Angeli: The Pirate, the Angel & the Irishman by Vansant Amy

Angeli: The Pirate, the Angel & the Irishman by Vansant Amy

Author:Vansant, Amy [Vansant, Amy]
Language: eng
Format: azw3
Published: 2014-06-17T16:00:00+00:00


Con received his whiskey, made short work of it, and reordered. Swiveling on his stool, he surveyed the place. He hadn’t been in this room before. The basement would have been the kitchen when he last visited. Stone, dark wood beams, fireplace; it was nice to see things not change for a change. The place was empty, but for Con and a loutish brute at the end of the bar, who appeared to have set up shop for the day. Con imagined most of the tourists preferred the slick upstairs to the cold stone walls of the basement bar.

Con ordered another whiskey and prepared to do some serious thinking, when a girl in the corner of the room caught his eye. She had not been there during his last scan of the room. Con hadn’t seen her arrive.

The young, brown-haired girl smiled at Con from her location in the corner. She wore a loose wool dress. He would have dismissed her as a costumed historical tour guide, except for one detail he couldn’t ignore.

She was transparent.

“Shite,” he breathed.

“You can see me, can’t you?” asked a female voice at Con’s ear. Her movement to his side was too fast for the girl to have walked or even run to him, but he knew physics didn’t concern her kind.

“Would you believe it if I said no?” mumbled Con. He didn’t want to draw attention to himself, but noted the squinty-eyed lout at the end of the bar already peering drunkenly down the line of barstools.
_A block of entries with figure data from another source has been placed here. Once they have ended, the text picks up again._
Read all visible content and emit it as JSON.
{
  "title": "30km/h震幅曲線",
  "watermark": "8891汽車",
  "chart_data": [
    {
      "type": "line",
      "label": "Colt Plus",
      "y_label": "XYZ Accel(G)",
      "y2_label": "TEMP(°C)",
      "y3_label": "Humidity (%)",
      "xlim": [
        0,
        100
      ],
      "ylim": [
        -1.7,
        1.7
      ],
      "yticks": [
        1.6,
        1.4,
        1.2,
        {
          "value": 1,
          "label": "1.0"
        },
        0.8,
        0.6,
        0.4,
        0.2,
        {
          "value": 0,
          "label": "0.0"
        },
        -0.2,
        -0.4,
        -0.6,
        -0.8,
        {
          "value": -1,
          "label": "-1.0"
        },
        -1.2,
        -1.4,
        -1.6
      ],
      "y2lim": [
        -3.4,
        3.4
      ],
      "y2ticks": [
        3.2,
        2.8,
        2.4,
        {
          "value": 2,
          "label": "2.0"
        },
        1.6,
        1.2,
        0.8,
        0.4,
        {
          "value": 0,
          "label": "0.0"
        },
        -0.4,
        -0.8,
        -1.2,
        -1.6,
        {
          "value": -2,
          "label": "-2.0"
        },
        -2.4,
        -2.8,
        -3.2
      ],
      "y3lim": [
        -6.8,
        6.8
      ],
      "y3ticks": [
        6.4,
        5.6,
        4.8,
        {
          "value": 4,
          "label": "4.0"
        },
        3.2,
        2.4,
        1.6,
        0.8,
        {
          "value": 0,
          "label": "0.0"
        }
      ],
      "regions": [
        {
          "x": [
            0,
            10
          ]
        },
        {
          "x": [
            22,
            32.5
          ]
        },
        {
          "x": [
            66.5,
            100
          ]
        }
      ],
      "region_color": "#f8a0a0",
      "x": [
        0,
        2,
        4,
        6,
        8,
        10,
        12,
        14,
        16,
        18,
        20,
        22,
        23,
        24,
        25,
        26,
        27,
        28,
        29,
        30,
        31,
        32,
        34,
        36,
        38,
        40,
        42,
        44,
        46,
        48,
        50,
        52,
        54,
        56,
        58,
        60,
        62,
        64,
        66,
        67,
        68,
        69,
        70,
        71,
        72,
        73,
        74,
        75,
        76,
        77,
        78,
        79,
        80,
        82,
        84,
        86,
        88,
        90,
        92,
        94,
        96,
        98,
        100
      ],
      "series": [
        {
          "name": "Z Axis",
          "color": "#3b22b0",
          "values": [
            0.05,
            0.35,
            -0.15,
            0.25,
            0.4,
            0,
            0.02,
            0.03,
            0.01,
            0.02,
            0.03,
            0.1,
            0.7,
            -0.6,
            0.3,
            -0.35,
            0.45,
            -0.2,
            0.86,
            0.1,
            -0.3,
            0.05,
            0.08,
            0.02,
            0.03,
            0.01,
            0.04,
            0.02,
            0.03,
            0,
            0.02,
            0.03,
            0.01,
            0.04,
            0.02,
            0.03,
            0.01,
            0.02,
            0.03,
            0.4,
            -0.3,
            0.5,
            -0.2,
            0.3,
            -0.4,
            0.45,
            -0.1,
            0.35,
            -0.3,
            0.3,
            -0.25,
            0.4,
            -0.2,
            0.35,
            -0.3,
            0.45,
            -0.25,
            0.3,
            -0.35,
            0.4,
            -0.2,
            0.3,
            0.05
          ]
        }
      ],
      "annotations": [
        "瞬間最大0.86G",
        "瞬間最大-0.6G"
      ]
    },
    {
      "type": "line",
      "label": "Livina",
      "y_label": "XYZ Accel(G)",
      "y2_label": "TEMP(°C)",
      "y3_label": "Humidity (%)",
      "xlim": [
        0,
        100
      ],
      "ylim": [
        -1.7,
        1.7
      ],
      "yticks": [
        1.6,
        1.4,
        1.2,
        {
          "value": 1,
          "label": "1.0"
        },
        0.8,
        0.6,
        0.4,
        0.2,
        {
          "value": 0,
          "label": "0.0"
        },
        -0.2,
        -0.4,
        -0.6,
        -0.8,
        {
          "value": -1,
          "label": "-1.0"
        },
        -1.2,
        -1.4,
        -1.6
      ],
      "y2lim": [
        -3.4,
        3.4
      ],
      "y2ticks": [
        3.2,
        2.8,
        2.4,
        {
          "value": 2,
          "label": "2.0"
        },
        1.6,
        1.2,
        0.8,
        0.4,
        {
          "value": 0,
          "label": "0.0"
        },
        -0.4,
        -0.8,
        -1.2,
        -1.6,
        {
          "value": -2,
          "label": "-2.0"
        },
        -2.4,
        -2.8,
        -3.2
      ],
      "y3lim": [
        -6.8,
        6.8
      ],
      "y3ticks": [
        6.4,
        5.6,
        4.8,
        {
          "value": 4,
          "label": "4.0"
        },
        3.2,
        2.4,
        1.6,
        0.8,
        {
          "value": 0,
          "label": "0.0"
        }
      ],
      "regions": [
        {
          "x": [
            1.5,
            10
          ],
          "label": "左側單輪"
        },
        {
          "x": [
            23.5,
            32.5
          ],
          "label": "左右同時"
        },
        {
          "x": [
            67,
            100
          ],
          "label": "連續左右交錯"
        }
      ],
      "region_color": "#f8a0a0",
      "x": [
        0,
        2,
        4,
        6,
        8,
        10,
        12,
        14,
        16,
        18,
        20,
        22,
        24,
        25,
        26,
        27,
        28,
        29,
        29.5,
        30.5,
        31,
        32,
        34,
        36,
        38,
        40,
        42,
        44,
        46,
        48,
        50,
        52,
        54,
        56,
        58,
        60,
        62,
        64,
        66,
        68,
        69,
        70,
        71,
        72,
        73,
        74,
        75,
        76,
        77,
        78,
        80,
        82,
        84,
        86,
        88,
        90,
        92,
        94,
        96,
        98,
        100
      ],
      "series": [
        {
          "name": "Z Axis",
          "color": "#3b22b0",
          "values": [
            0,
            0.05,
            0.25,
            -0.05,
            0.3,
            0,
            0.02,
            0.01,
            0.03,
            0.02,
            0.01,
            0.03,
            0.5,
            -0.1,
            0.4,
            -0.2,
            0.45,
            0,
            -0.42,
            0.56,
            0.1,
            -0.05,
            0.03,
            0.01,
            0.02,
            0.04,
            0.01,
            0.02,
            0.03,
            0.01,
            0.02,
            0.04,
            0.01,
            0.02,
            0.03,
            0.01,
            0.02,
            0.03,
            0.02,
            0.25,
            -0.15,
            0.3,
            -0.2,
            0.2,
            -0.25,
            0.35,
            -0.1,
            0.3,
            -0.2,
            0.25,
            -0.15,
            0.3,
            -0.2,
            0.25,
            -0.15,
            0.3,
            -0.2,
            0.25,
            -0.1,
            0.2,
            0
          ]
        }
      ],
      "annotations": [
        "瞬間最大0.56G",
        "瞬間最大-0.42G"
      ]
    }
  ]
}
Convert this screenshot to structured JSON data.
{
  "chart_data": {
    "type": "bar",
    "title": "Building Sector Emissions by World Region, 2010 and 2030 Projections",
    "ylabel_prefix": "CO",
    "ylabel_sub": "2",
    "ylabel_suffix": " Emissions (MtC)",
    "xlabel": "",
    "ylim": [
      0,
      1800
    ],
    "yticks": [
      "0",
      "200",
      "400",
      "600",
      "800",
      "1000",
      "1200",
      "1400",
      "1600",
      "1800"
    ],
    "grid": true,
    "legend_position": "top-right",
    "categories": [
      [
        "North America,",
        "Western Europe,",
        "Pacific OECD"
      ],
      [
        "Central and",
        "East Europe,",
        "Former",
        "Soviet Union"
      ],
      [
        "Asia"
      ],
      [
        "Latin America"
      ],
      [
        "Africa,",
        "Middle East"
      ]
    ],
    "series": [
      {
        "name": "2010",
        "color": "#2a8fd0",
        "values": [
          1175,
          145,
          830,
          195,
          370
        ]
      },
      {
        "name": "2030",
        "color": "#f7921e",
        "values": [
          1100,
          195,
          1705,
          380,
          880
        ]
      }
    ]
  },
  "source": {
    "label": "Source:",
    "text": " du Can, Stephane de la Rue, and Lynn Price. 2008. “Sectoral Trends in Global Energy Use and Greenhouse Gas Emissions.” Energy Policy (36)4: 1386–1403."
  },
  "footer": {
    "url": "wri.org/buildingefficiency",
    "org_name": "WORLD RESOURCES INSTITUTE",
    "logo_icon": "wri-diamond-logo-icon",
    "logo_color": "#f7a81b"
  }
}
“Who you talking to, buddy?” asked the drunk.

Con watched his head weave back and forth, as the man tried to focus on Con.

“My twin brother.”

The man shrugged with his eyebrows and turned back to his drink.

The transparent girl moved in front of Con, half of her body behind the bar and half of it actually in the bar. Con winced. He hated ghosts almost as much as he hated Angeli.

“Do you have to do that? Make like a real person, will you?”

“Amy,” said the ghost, now appearing to sit on the stool next to Con. “My name is Amy.”

One of the odd side effects of Con’s condition was his ability to see and communicate with other disembodied spirits. These ghosts had been normal people, not Sentinels, when they died and all were weaker entities than he was. Most of the time, Con only caught a glimpse or sensed a presence, but this was the strongest ex-human he’d ever met.

“Happy fer ya,” said Con. “Look girly, I don’t have time to hear your story right now. I’m sure how you died was sad and tragic but—”

Amy cut him short. “How I died?” She put her hand on her chest. “Are you saying I’m dead?”

Con scrambled for an answer, his mouth hanging open.

“Uhhh...”

Amy smiled. “I’m just kidding.”

Con cracked a smile. “Funny. You got me there.”

“I can see you, you know,” Amy continued. “I can see who you are in that other body you’re wearing.”

“That’s nice,” Con sipped his last drop of whiskey.